Abraham long ago told us about walking the emotional scale. This discussion is akin to that. Let’s say that you find yourself thinking, “I really hate <this, that, or the other thing>.” We’ve all been there. Maybe we hate with anger, maybe with hurt. When we feel it strongly, we can get stuck there. Following the emotional scale is one way to move through this. Shifting one’s perspective is another.
The following is a formula for shifting perspective.
1. When you find yourself saying: “I hate xyz…”
a) follow up with: “therefore, I need or really want <whatever you can think of that is the opposite of xyz>…
b) then add: “or something similar.”
If you want, rant on step a, but end with step b.
Here’s an example: “I hate working so hard…therefore, I need a better job, an easier job, to work less hours…or something similar.”
2. Shift need to want.
Example: “I need a new place to live.” ——> “I want a new place to live.”
3. Shift want to like.
Example: “I want a raise.” ——> “I like raises.”
4. Shift like to love.
Example: “I like buying something when it’s on sale.” ——> “I love saving money.”
In each of the examples above, can you feel the difference? It is subtle, but noticeable.
It is hard (impossible?) to jump from hate to appreciation. If you hate your job, I mean really…hate…your job, it is going to be very difficult to find appreciation for any work.
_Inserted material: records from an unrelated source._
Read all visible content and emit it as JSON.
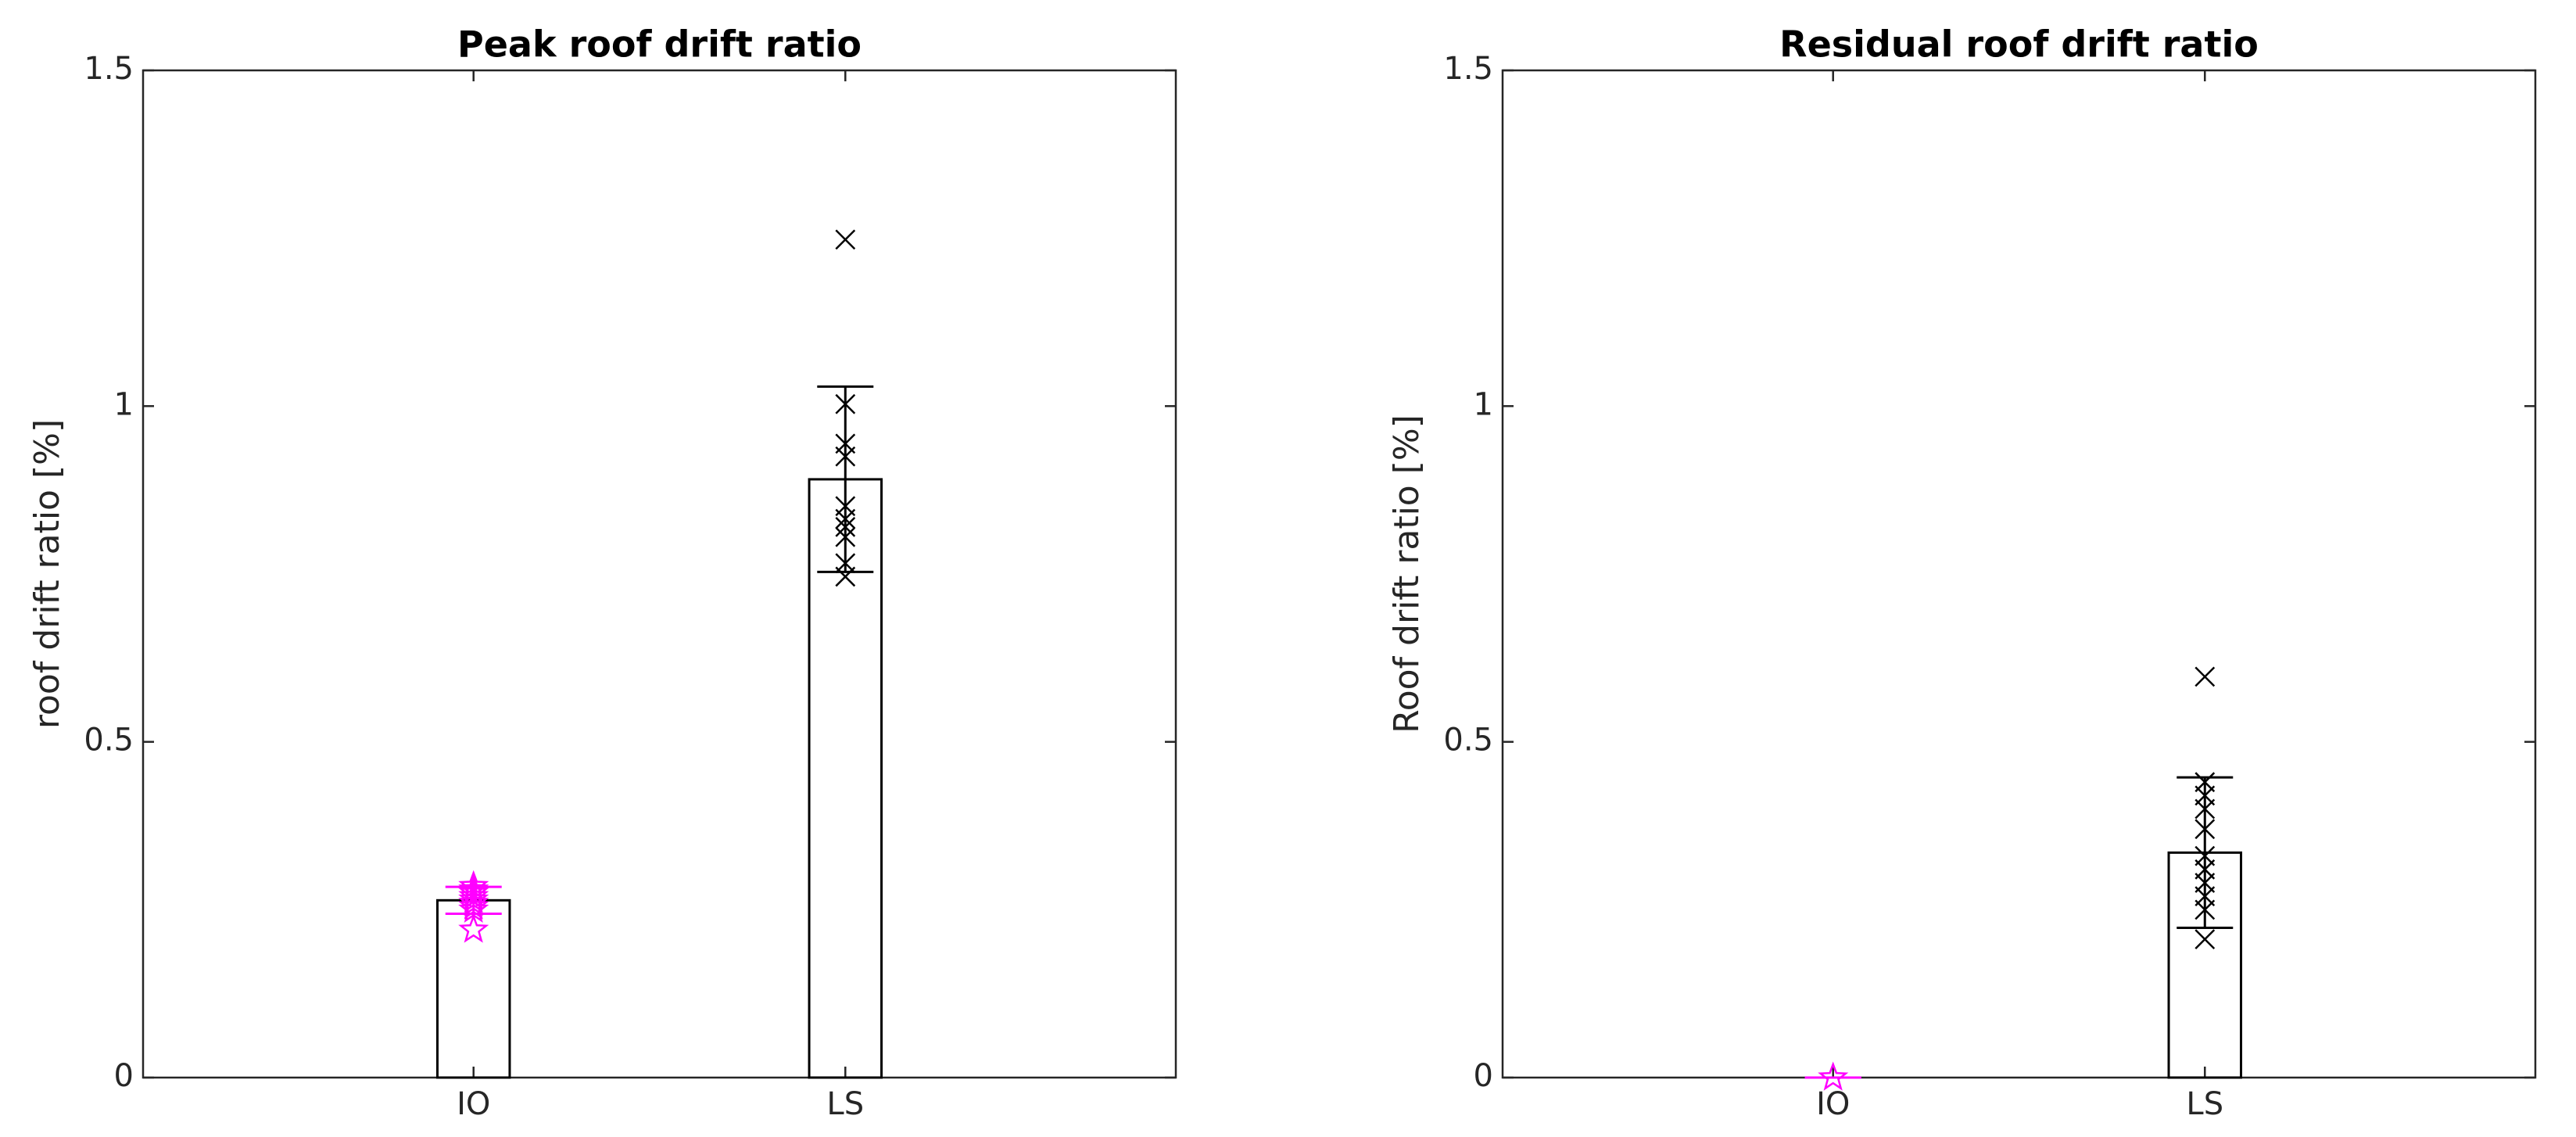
{
  "chart_data": [
    {
      "type": "bar",
      "title": "Peak roof drift ratio",
      "ylabel": "roof drift ratio [%]",
      "categories": [
        "IO",
        "LS"
      ],
      "values": [
        0.264,
        0.891
      ],
      "errors": [
        0.02,
        0.138
      ],
      "points": [
        [
          0.285,
          0.28,
          0.275,
          0.27,
          0.265,
          0.26,
          0.255,
          0.25,
          0.22
        ],
        [
          1.248,
          1.003,
          0.944,
          0.925,
          0.851,
          0.832,
          0.82,
          0.805,
          0.766,
          0.746
        ]
      ],
      "marker_colors": [
        "#ff00ff",
        "#000000"
      ],
      "markers": [
        "star",
        "x"
      ],
      "ylim": [
        0,
        1.5
      ],
      "yticks": [
        0,
        0.5,
        1,
        1.5
      ]
    },
    {
      "type": "bar",
      "title": "Residual roof drift ratio",
      "ylabel": "Roof drift ratio [%]",
      "categories": [
        "IO",
        "LS"
      ],
      "values": [
        0,
        0.335
      ],
      "errors": [
        0,
        0.112
      ],
      "points": [
        [
          0
        ],
        [
          0.597,
          0.44,
          0.42,
          0.4,
          0.37,
          0.33,
          0.31,
          0.29,
          0.27,
          0.25,
          0.206
        ]
      ],
      "marker_colors": [
        "#ff00ff",
        "#000000"
      ],
      "markers": [
        "star",
        "x"
      ],
      "ylim": [
        0,
        1.5
      ],
      "yticks": [
        0,
        0.5,
        1,
        1.5
      ]
    }
  ]
}
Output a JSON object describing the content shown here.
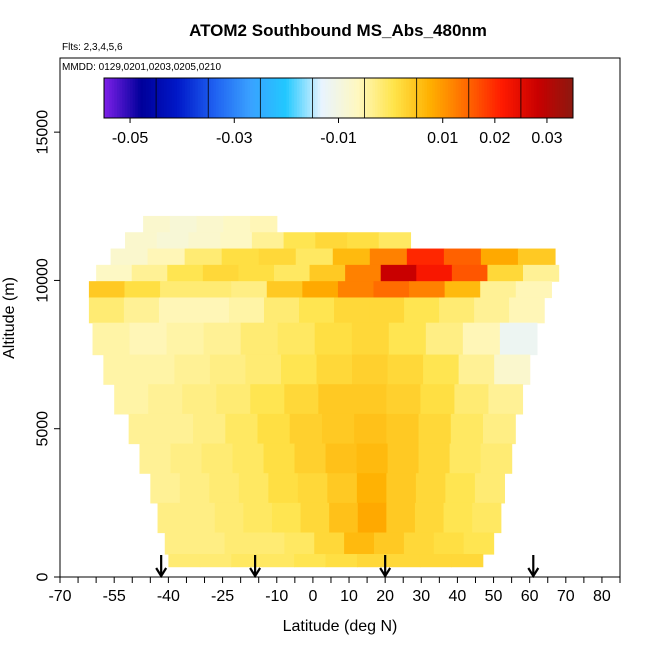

You will walk into a job interview expecting (or fearing) more of the same. You might even think that there are no jobs out there for you.
However, you can train yourself to shift your hate of one thing to your want of an opposite experience. Then, by saying, “or something similar,” you start to open yourself up to possibilities you haven’t yet thought of.
When you shift wants to likes, you place a bit of space between you and it. This takes some of pressure off. Detachment is very helpful in manifestation. Wanting a raise, to use the example above, is very personal. Liking raises, however, is a general sentiment.
Finally, once you start identifying (and focusing on) what you like, it is pretty easy to get in touch with feelings of love and appreciation. And once you’re in that good feeling place, you are there…you are ready to receive what you want, or will at least start flowing toward it.
Any time you find yourself regressing, just ease your way back…step by step.